Just as women and girls face challenges gaining access to education, healthcare and formal employment, their ability to access and benefit from the range of services that cooling provides is also limited. A lack of access to electricity and cooling appliances can impact women differently than men and can exacerbate existing gender inequalities.

New research from Sustainable Energy for All (SEforALL) offers a first-of-its-kind analysis of the gender-based impacts of a lack of access to cooling. The report Cooling for All and Gender: Towards Inclusive, Sustainable Cooling Solutions specifically looks at how a lack of cooling affects men and women differently in terms of health and well-being, poverty and household dynamics, and in the workplace.

As such, the report highlights the challenges that should be considered, analysed and addressed to ensure cooling interventions and finance acknowledge gender-differentiated impacts and adapt to maximize equitable access.

For example, in terms of health and well-being, women stand to gain even more from access to refrigeration for food since often it is women in developing countries who are tasked with food preparation and purchasing. Ownership of refrigeration appliances is linked to better nutrition and safer food preparation within households. In addition, refrigeration can improve women’s overall labour productivity, reduce drudgery and increased the amount of free time available to engage in productive activities outside the household.

 

Cooling graphic

 

“In the push to deliver sustainable cooling for all, policies and business decisions must be gender-responsive,” said Brian Dean, Lead of Energy Efficiency and Cooling at SEforALL. “The reality is that women and men have different cooling needs and will benefit in different ways from gaining cooling access. Factoring in these differences is critical if we want to achieve equitable outcomes from cooling services.”
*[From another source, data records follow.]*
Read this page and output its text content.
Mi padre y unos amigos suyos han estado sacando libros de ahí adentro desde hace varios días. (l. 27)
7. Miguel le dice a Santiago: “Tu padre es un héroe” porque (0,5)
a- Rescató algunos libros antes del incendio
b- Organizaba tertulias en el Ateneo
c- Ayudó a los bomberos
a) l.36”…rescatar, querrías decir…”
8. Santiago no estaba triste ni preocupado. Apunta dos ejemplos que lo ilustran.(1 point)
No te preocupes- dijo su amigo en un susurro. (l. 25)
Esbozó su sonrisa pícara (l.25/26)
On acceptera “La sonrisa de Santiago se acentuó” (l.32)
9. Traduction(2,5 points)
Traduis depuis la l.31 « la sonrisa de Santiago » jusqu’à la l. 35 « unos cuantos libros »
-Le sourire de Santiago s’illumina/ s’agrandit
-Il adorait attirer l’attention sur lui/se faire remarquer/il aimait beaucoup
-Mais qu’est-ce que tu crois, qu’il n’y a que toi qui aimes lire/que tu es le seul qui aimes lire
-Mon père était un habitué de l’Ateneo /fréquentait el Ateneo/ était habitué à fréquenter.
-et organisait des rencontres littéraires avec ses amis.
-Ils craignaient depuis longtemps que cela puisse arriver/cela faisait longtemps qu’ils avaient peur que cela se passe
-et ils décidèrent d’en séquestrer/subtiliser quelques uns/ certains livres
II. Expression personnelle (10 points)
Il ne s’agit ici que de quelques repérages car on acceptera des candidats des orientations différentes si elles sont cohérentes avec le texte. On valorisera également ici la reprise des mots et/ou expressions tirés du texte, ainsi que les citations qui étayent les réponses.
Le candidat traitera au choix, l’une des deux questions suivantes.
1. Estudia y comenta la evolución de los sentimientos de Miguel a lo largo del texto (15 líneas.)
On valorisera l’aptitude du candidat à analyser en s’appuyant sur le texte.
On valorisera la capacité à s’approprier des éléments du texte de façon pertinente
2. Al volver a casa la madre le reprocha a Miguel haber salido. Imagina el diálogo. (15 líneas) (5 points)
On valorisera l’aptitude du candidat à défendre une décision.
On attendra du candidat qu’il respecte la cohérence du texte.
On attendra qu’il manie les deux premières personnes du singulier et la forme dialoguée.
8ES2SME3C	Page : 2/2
Importantly, the brief offers a series of recommendation that will help ensure that the pursuit of universal sustainable cooling supports gender equality. These include:

  1. Improve data and evidence to inform decision-makers - The report encourages sex-disaggregated collection of data to support tracking access to cooling, and establishing gender-differentiated measurement and evaluation of policies and initiatives.
  2. Develop policies that support workplace safety, community heat planning and personal comfort - These policies could include implementing heat action plans that support gender equality in achieving access to cooling in urban heat islands and extreme heat events. Expanding enforceable workplace protections, particularly for women-led occupations and sectors employing vulnerable populations, such as migrant workers, is also advised.
  3. Increase investment in gender-transformative solutions - Investment strategies can have the explicit goal of supporting solutions that remedy disparities of impacts and vulnerabilities across genders. They can also seek to finance women-driven solutions, products and business models.
  4. Increase attention of the need for sustainable cooling for all - Far greater attention needs to be paid to the growing need for sustainable cooling solutions that protect both men and women. Governments, businesses and their partners should support education of heat adaptability and communicate information to prevent impacts of extreme heat. The This Is Cool campaign seeks to build such awareness.

Several other recommendations can be found in the report Cooling for All and Gender: Towards Inclusive, Sustainable Cooling Solutions.